If you don't hava Ant installed, get it from http://ant.apache.org/bindownload.cgi. The buildfile 
should work with Ant > 1.6. The build is entirely Java based and works equally well on GNU/Linux, 
Mac OS and Windows, and presumably most any other operating system.

Once Ant has been installed and configured (you may need to set the JAVA_HOME, and ANT_HOME 
environment variables), you should be able to change to the directory containing the build.xml 
file, and invoke the ‘ant’ command. With the default settings, a successful build will result 
in several DataExplorer archives for all supported platforms and architectures in build/target/install
directory.

There are a few Ant "targets" of interest (they can be supplied on the Ant command line):

dist

    This is the default, it build all supported distribution archives.

install

    This will build all distribution archives and install platform and architecture dependent to
    the installation directories configured in build build.properties.

clean

    Deletes all files generated by the build.
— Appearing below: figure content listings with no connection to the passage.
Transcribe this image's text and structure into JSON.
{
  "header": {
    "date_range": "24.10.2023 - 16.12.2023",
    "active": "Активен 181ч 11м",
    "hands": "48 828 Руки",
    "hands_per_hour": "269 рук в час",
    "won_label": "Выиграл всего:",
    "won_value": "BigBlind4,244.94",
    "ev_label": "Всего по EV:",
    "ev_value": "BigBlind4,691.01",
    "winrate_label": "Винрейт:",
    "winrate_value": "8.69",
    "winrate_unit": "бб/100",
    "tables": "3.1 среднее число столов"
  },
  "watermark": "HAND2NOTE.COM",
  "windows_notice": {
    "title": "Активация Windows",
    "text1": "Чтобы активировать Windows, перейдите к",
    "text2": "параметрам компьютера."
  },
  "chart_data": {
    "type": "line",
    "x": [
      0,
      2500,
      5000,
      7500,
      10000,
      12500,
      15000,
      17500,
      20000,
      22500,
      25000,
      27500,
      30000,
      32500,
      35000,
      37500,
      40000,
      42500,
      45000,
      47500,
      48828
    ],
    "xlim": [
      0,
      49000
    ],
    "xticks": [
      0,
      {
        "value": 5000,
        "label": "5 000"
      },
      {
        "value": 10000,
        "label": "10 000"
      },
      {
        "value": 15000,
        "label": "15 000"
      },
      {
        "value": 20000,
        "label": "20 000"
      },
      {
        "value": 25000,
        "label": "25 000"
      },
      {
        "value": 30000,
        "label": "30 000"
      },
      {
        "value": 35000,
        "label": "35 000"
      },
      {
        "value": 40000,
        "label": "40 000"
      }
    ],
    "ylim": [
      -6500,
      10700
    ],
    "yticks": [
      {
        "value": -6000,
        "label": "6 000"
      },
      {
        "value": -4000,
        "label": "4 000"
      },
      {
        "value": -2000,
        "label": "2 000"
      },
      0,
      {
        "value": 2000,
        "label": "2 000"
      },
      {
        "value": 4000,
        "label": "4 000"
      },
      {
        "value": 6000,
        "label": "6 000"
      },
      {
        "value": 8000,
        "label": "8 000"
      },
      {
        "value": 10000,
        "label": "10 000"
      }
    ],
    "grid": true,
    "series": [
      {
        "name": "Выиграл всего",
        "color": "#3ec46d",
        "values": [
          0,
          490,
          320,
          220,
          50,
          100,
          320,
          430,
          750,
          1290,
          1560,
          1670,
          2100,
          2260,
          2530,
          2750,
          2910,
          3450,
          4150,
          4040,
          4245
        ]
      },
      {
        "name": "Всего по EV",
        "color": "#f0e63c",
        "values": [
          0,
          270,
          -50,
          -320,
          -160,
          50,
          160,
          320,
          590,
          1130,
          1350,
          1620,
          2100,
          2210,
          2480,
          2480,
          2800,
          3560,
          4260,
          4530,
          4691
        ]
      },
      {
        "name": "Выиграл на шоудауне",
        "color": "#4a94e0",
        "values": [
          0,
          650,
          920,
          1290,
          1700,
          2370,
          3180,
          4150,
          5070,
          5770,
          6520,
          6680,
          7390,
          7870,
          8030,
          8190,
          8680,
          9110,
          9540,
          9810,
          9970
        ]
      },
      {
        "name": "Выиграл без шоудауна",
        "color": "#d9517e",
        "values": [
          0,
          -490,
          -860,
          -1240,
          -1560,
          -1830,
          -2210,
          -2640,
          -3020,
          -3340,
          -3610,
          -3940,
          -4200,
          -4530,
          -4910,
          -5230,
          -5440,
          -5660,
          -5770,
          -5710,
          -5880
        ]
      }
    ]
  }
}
The are various "properties" that control what ant does. You can override the on the command line 
or by editing the build.properties file in the same directory as build.xml. For example the build.dir 
directory tells ant where to build temporary files, and where to leave the resulting .jar file. For 
example, to leave the generated files in the sub-directory named BUILD do:

cd build
ant install

A sample build.properties is provided and it contains comments explaining many of the options.

If you change any of the build properties, you will generally want to do an ‘ant clean’ before 
building again as the build is often not able to notice that kind of change. In the case of 
changing a directory path, you would want to do the clean before changing the path.